The government has taken a small step towards addressing the discrimination faced by service-users with complex healthcare needs who risk being forced into institutions.
Last month, the Equality and Human Rights Commission (EHRC) wrote to 13 clinical commissioning groups (CCGs) as the first step in a potential judicial review of their policies on long-term NHS funding for care outside hospital, known as NHS continuing healthcare (NHS CHC).
But the Department of Health and Social Care (DHSC) now appears to have quietly altered key guidance on NHS CHC, making it harder for CCGs to continue to discriminate against disabled people receiving such funding.
Concerns about the policies of more than 40 CCGs were first raised in January 2017 by Fleur Perry, herself a recipient of NHS continuing healthcare.
Her research showed that many CCGs had drawn up policies suggesting they would move disabled people eligible for NHS CHC out of their homes and into institutions against their wishes, even if the cost of a homecare package was only slightly more expensive than residential care.

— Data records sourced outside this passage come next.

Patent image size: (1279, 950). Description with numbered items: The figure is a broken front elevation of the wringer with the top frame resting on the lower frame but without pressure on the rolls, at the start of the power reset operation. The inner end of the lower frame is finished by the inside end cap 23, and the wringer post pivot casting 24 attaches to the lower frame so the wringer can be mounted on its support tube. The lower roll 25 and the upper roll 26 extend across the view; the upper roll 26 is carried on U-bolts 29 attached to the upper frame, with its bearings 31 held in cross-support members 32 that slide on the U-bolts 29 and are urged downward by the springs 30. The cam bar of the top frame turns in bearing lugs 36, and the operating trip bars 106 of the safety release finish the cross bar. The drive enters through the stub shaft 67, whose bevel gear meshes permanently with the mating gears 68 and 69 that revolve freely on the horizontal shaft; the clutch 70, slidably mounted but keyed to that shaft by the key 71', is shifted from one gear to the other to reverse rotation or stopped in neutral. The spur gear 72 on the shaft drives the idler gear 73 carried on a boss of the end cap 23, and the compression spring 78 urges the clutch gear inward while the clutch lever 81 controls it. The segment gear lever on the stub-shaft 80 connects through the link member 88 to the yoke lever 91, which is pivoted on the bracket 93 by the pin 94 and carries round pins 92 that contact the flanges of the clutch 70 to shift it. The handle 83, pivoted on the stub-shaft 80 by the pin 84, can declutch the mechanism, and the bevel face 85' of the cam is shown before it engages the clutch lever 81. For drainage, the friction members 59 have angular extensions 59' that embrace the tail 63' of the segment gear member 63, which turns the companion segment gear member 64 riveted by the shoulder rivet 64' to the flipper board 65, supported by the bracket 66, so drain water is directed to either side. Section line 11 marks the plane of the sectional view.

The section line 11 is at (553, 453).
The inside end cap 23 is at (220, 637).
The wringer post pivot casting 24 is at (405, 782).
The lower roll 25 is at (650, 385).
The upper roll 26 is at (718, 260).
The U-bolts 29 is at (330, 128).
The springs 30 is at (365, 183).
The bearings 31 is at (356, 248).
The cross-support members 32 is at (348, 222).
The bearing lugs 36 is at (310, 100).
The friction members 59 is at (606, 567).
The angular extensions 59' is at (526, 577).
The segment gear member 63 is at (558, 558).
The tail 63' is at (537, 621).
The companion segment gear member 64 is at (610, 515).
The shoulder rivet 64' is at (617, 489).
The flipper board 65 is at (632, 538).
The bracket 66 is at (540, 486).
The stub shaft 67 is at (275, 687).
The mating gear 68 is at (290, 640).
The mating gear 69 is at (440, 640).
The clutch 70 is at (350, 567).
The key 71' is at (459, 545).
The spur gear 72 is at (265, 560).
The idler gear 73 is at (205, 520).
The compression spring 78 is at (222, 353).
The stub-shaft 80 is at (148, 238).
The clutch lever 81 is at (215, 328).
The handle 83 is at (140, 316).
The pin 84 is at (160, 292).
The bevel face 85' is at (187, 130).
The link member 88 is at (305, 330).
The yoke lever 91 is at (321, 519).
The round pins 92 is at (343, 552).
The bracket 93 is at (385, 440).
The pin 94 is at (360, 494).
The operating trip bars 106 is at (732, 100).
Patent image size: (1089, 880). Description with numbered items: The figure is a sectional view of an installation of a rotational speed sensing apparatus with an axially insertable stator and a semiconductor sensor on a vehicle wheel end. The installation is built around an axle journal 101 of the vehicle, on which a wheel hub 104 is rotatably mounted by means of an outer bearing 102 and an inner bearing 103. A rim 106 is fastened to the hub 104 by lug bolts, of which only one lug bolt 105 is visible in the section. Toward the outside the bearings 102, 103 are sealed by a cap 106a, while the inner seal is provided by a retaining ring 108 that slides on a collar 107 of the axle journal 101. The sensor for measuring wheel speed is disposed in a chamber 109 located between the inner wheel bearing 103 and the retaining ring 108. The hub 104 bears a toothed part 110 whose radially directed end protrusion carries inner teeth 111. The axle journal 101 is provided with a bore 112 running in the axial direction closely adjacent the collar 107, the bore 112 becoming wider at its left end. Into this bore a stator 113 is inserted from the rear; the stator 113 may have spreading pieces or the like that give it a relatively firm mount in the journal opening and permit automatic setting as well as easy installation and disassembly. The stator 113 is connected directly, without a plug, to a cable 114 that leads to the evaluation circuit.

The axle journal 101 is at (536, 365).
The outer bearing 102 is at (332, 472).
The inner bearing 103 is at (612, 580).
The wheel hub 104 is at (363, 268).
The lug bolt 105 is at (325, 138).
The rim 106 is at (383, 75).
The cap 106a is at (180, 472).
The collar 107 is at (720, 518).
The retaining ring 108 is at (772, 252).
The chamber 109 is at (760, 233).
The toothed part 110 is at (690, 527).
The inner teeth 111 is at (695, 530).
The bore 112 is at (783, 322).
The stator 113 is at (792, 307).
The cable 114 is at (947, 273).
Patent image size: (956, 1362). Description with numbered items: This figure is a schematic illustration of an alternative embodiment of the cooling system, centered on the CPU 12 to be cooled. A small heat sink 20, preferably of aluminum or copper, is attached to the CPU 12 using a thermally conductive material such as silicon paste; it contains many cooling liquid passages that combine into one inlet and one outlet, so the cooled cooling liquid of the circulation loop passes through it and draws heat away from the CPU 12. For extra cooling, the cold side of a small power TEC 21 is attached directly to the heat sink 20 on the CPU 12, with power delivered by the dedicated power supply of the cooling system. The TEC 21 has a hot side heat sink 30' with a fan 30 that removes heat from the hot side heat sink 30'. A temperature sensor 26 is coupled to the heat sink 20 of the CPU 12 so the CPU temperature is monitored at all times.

These concerns were subsequently taken on by EHRC, which believes that “blanket” policies that have imposed “arbitrary” caps on funding and fail to consider the specific needs of individual patients are “a serious breach” of the Human Rights Act, the CCGs’ public sector equality duty and DHSC’s own NHS CHC framework .
But Perry has now spotted that DHSC has made a minor, but significant, change to its framework document, which is due to come into effect in October and is the first new version for six years.